Writing your book is isn’t the only part of being a writer, and it may not be the hardest part or the most important.Your unquestionable eloquence aside, it’s precious little good to write a fascinating book if you can’t get anyone interested enough to read the damn thing.
Did anyone ever come up to you and ask, “So, what is your book about?”
In response, you find yourself stumbling and stammering, “Oh. Well, it’s about this guy – it’s set some time in the future, you see. Anyway, he works at a glass-blowing factory in Manchester. He’s poor, you know, but his wife wants a fur coat. So anyway, he decides to raise chinchillas…”
“Uh-huh, uh-huh…” He/she looks over your shoulder and says something like, “Sounds interesting. Hey, there’s no one at the taco bar. Excuse me.” And off they scamper, spending the rest of the evening avoiding you.
What you need for such occasions is an elevator pitch.
The elevator pitch is nothing more than your book distilled down to its essential hook – the core premise, situation, or theme the rest of the story is built around. It should be much shorter than a book description (perhaps two sentences and only about 50 words). Most critically, it should be something that both intrigues and is easily memorizable.

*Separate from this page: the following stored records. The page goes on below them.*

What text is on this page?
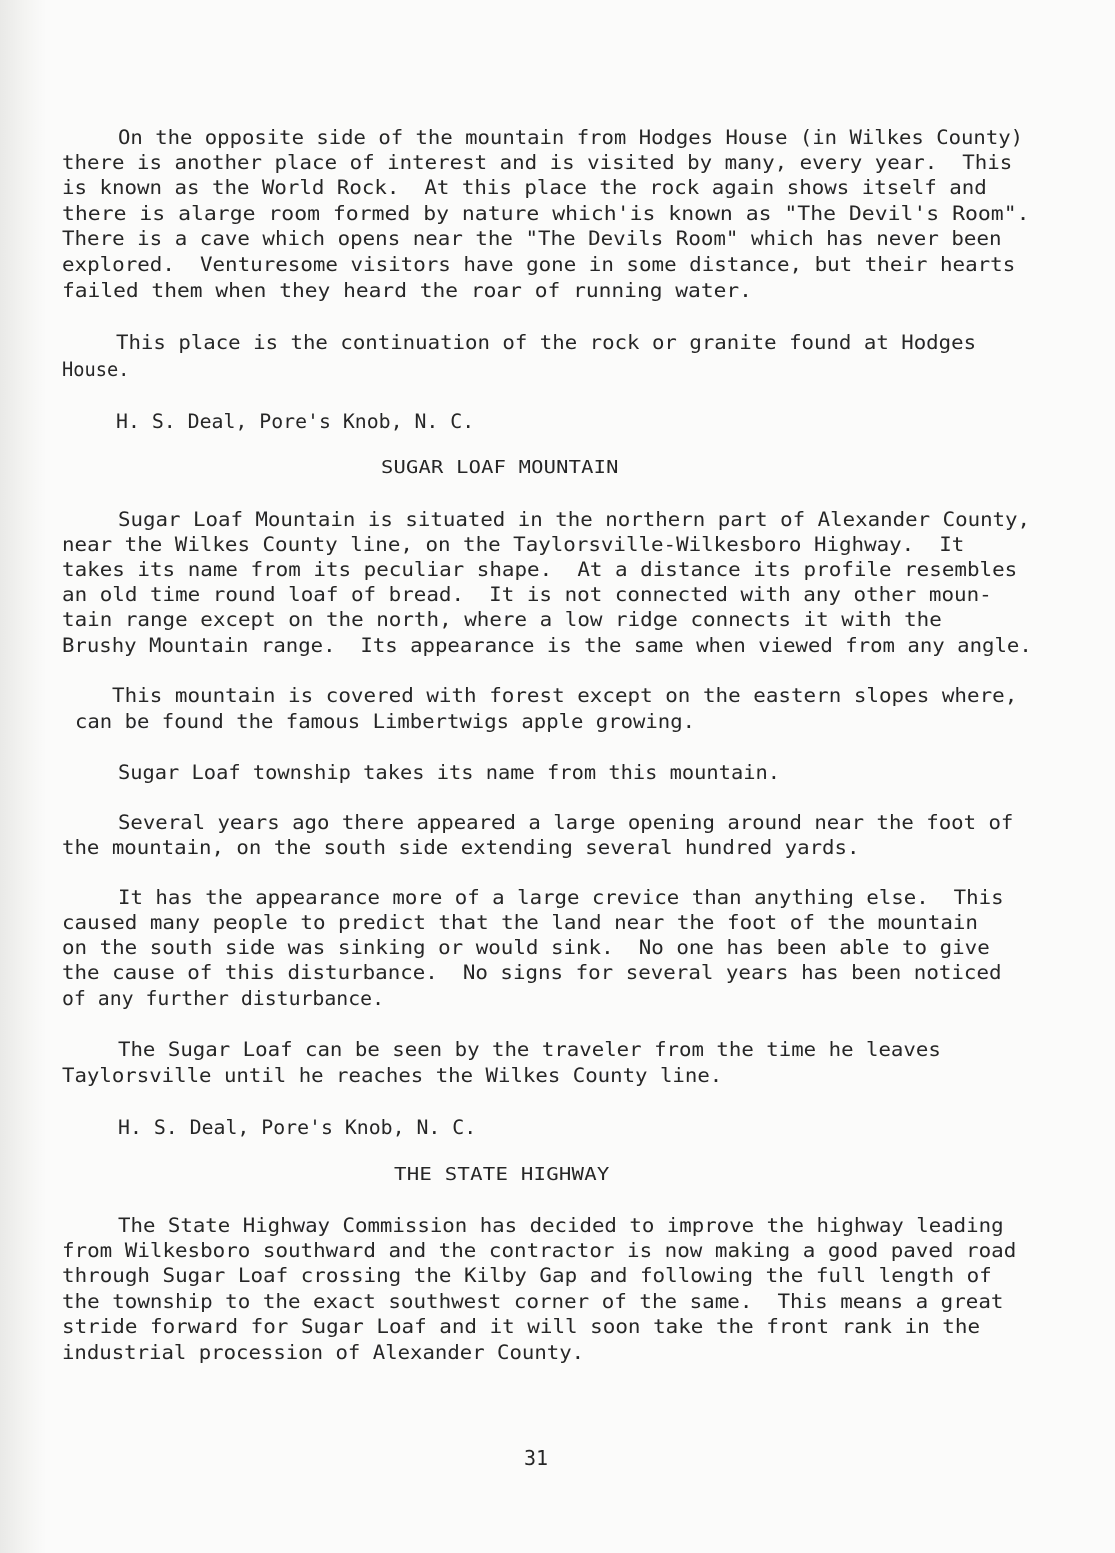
On the opposite side of the mountain from Hodges House (in Wilkes County)
there is another place of interest and is visited by many, every year.  This
is known as the World Rock.  At this place the rock again shows itself and
there is alarge room formed by nature which'is known as "The Devil's Room".
There is a cave which opens near the "The Devils Room" which has never been
explored.  Venturesome visitors have gone in some distance, but their hearts
failed them when they heard the roar of running water.
This place is the continuation of the rock or granite found at Hodges
House.
H. S. Deal, Pore's Knob, N. C.
SUGAR LOAF MOUNTAIN
Sugar Loaf Mountain is situated in the northern part of Alexander County,
near the Wilkes County line, on the Taylorsville-Wilkesboro Highway.  It
takes its name from its peculiar shape.  At a distance its profile resembles
an old time round loaf of bread.  It is not connected with any other moun-
tain range except on the north, where a low ridge connects it with the
Brushy Mountain range.  Its appearance is the same when viewed from any angle.
This mountain is covered with forest except on the eastern slopes where,
can be found the famous Limbertwigs apple growing.
Sugar Loaf township takes its name from this mountain.
Several years ago there appeared a large opening around near the foot of
the mountain, on the south side extending several hundred yards.
It has the appearance more of a large crevice than anything else.  This
caused many people to predict that the land near the foot of the mountain
on the south side was sinking or would sink.  No one has been able to give
the cause of this disturbance.  No signs for several years has been noticed
of any further disturbance.
The Sugar Loaf can be seen by the traveler from the time he leaves
Taylorsville until he reaches the Wilkes County line.
H. S. Deal, Pore's Knob, N. C.
THE STATE HIGHWAY
The State Highway Commission has decided to improve the highway leading
from Wilkesboro southward and the contractor is now making a good paved road
through Sugar Loaf crossing the Kilby Gap and following the full length of
the township to the exact southwest corner of the same.  This means a great
stride forward for Sugar Loaf and it will soon take the front rank in the
industrial procession of Alexander County.
31
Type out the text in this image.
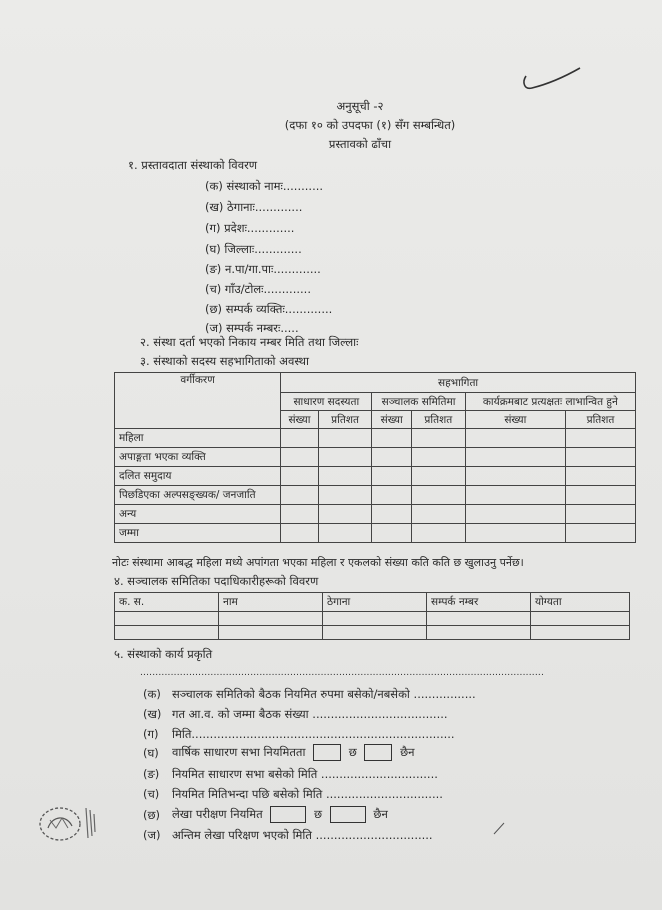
अनुसूची -२
(दफा १० को उपदफा (१) सँग सम्बन्धित)
प्रस्तावको ढाँचा
१. प्रस्तावदाता संस्थाको विवरण
(क) संस्थाको नामः...........
(ख) ठेगानाः.............
(ग) प्रदेशः.............
(घ) जिल्लाः.............
(ङ) न.पा/गा.पाः.............
(च) गाँउ/टोलः.............
(छ) सम्पर्क व्यक्तिः.............
(ज) सम्पर्क नम्बरः.....
२. संस्था दर्ता भएको निकाय नम्बर मिति तथा जिल्लाः
३. संस्थाको सदस्य सहभागिताको अवस्था
वर्गीकरण	सहभागिता					
	साधारण सदस्यता		सञ्चालक समितिमा		कार्यक्रमबाट प्रत्यक्षतः लाभान्वित हुने	
	संख्या	प्रतिशत	संख्या	प्रतिशत	संख्या	प्रतिशत
महिला						
अपाङ्गता भएका व्यक्ति						
दलित समुदाय						
पिछडिएका अल्पसङ्ख्यक/ जनजाति						
अन्य						
जम्मा						
नोटः संस्थामा आबद्ध महिला मध्ये अपांगता भएका महिला र एकलको संख्या कति कति छ खुलाउनु पर्नेछ।
४. सञ्चालक समितिका पदाधिकारीहरूको विवरण
क. स.	नाम	ठेगाना	सम्पर्क नम्बर	योग्यता

५. संस्थाको कार्य प्रकृति
....................................................................................................................................
(क) सञ्चालक समितिको बैठक नियमित रुपमा बसेको/नबसेको .................
(ख) गत आ.व. को जम्मा बैठक संख्या .....................................
(ग) मिति........................................................................
(घ) वार्षिक साधारण सभा नियमितता	छ	छैन
(ङ) नियमित साधारण सभा बसेको मिति ................................
(च) नियमित मितिभन्दा पछि बसेको मिति ................................
(छ) लेखा परीक्षण नियमित	छ	छैन
(ज) अन्तिम लेखा परिक्षण भएको मिति ................................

It is difficult enough for most authors to write a coherent book description. Writing an elevator pitch seems to be an even greater challenge. I believe a part of the reason for this is that we come to these tasks fresh from the arduous work of writing our books. We have spent months or perhaps years crafting complex and intricate plots, painstakingly-developed characters, and rich, sharp dialogue. Forcing ourselves to peel away all that we have worked so hard to produce is counter-intuitive. Everything in the story seems so essential, so important. How can we possibly encapsulate all that within the scope of a mere few words? I think this is why many book descriptions seem to try to incorporate every character, every challenge, every peril; all the while, doing none of them justice.
But starting at the completed story and working backward to create the book description, elevator pitch, and tagline is reverse-engineering. When you started writing your book, you started with an idea, a situation, or a question. Your book sprang from that starting point:
Future civilization is ruled by vampires who have enslaved and genetically altered the majority of mankind. The captive humans are like farm animals who produce too much blood and would die on their own, but one girl yearns for freedom. Can a wildling boy help her escape?
That’s 47 words. That’s a hook. But then, you write the book, and man, does it have some subplots in it. See, the captive humans are well-fed and cared for by the vampires, but the wildlings are always near starvation, afflicted with disease, and warring with each other. Don’t forget the forbidden romance between the wildling boy and the captive girl. There is probably also a traitor among the wildlings, feeding information to the vampires in return for food or medicine. Oh my goodness, all kinds of interesting subplots spring up once you start writing. And, it’s all so good.
All that stuff won’t fit into an elevator pitch. That stuff needs more elbow room. You can address the other elements in the book description. Don’t feel like you have to cram everything in.
When you craft your elevator pitch, go all the way back to the beginning, to where you first had the thought for the book. Write down that thought. Play with it. Simplify. Simplify again. Shrink it down mercilessly to its vital essence. Bounce it off a few people.you trust. When they say, now, that sounds like a book I’d want to read, STOP. You have your elevator pitch.